After the load has been laid out for balance and comfort, Mark (l) and Jayko (r)
secure it in place with a tarp. Caribou skins will top that for non-slip seating,
followed by lashing the load down tight with bearded sealskin “rope”.
                                                                                                Photo: Hamilton

I’m “Neat” with Tarps

by Mark Hamilton

Every year we have a long list of projects that need to be accomplished here in the spring.  Almost all are things that need to be done outdoors, which makes them considerably more tolerable after winter than they otherwise might be. Winter exacts a toll here that mandates our attention. Much of it revolves around yard cleanup; also further attention to the various other growing things around here is another item that’s always on our list. 

Our planting beds over-winter underneath a thick layer of leaves. Come spring those areas need to be cleared so the perennials can grow up straight and tall. From there we move on to the feeding and pruning of shrubs, and the big one – replacing plants and shrubs that didn’t survive the winter, plus planting the annuals. Oh, and every now and again we’ve been known to expand a planting bed.

Working the earth, concocting our own planting soil mix using our home-“grown” compost as the main ingredient, is a pleasurable activity. It’s rewarding to recycle that which we take from our planet back to it. While that may apply for mulch as well, we’re content to purchase it.

Mulching the planting beds and garden pathways is the last step involved in our spring care ritual. It’s the event that signals the end of that particular big push. This year it was also the event that resulted in me being told I was “neat” with tarps.

We only needed three cubic yards of mulch this year. Despite our rural location, the preferred source, a family run sawmill, is less than five miles from where we live. The convenience of the location makes it easy for me to tow our small utility trailer there and back. I’m not about to devote the better part of a day making three round trips and spreading all that mulch in one day. Instead I made three trips for a yard at a time on three consecutive days. The same loader operator filled the trailer on each day.

Our utility trailer has slatted sideboards. It can’t carry  “loose” items like mulch or crushed rock as they would just pour out through the spaces between those slats. My solution has been to line the inside of the trailer with a large tarp and, once loaded, I fold the excess on both sides up over the pile, then I pull the excess length of the tarp hanging off the back of the trailer forward over the load, and finally pull the extra length from the front of the trailer back across the top of the load to the back. Once all that’s done I secure the tarp with a number of ratchet straps running side to side across the tarp, cinching down it and the load.

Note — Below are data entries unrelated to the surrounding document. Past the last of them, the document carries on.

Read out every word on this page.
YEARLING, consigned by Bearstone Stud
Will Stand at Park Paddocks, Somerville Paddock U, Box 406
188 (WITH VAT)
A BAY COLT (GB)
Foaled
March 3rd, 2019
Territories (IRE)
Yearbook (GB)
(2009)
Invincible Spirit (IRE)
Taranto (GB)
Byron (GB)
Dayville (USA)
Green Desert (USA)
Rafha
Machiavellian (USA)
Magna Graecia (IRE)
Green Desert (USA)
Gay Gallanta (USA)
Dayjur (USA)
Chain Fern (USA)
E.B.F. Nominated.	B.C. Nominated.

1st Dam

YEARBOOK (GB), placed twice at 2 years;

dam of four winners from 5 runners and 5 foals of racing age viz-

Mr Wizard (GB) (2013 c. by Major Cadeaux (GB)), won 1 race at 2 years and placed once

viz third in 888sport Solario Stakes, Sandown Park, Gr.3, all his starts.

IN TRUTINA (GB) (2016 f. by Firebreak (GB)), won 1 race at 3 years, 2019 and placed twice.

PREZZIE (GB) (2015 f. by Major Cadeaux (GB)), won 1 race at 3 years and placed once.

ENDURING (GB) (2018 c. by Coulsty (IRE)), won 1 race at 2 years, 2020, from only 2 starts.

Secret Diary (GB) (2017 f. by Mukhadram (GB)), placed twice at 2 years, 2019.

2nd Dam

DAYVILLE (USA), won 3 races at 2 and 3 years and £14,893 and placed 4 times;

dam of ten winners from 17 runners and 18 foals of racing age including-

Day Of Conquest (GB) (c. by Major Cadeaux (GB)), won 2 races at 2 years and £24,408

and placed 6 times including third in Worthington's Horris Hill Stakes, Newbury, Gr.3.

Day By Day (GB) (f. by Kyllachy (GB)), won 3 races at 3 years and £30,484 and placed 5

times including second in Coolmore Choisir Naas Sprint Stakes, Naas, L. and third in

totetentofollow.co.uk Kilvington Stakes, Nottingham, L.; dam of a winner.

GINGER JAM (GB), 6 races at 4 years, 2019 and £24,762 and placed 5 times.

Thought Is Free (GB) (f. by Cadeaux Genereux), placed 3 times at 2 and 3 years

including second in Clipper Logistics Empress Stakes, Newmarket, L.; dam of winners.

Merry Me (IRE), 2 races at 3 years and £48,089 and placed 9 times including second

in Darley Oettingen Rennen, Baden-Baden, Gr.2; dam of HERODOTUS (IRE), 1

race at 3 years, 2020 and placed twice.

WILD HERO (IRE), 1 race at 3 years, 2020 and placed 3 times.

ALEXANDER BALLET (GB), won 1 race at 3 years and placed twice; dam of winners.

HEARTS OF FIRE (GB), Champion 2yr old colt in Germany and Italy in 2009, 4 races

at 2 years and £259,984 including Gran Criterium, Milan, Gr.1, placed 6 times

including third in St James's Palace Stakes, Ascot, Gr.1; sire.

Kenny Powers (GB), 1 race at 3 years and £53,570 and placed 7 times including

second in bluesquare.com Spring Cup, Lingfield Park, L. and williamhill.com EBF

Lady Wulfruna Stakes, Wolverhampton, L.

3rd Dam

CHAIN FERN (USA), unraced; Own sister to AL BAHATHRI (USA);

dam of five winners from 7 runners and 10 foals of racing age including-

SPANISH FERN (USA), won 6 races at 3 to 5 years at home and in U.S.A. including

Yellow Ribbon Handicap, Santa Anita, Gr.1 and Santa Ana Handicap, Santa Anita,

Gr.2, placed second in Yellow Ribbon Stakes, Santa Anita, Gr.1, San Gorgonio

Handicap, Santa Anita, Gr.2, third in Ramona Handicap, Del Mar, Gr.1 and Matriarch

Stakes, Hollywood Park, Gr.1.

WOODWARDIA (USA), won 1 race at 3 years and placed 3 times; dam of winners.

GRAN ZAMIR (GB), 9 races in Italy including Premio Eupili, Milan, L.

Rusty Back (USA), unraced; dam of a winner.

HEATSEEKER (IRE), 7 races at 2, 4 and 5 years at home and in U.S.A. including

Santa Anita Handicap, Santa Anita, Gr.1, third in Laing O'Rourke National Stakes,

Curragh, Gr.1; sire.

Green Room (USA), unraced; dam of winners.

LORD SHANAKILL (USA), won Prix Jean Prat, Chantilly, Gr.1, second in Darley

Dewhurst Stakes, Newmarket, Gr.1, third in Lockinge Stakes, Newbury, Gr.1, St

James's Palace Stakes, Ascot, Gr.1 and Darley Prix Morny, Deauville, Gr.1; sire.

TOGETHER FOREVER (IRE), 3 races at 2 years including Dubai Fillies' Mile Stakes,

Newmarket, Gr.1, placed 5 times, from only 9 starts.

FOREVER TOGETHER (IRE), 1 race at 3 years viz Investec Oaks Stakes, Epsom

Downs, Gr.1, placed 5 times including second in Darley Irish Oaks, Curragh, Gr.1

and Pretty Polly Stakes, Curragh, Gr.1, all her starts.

I guess the loader operator had been watching this process on my two previous visits. On the third one he got out of the loader’s cab and came over to help me wrap up the mulch. It was at that point he made his comment about never having seen anyone else as “neat” with tarps.

I’m sure many of you recognize that what I was doing is the same process used to load a qamutiq: spreading a tarp over an empty qamutiq, packing everything on top of the tarp, wrapping it around the load and then lashing that bundle securely to the qamutiq. This is the technique I learned from Inuit friends those times when Sue and I were traveling in the Canadian North and Greenland by dog team. It’s a technique that has withstood the test of time and it serves me well, to the point where it’s just what I automatically do.

But I didn’t explain all this to the loader operator. He needed to go back to work and I needed to get home so the mulch would be spread before the heat of the day made the task a miserable experience. So I just said, “It’s the way I was taught” and let it go at that. I thanked him for his help and we each went off to our next task.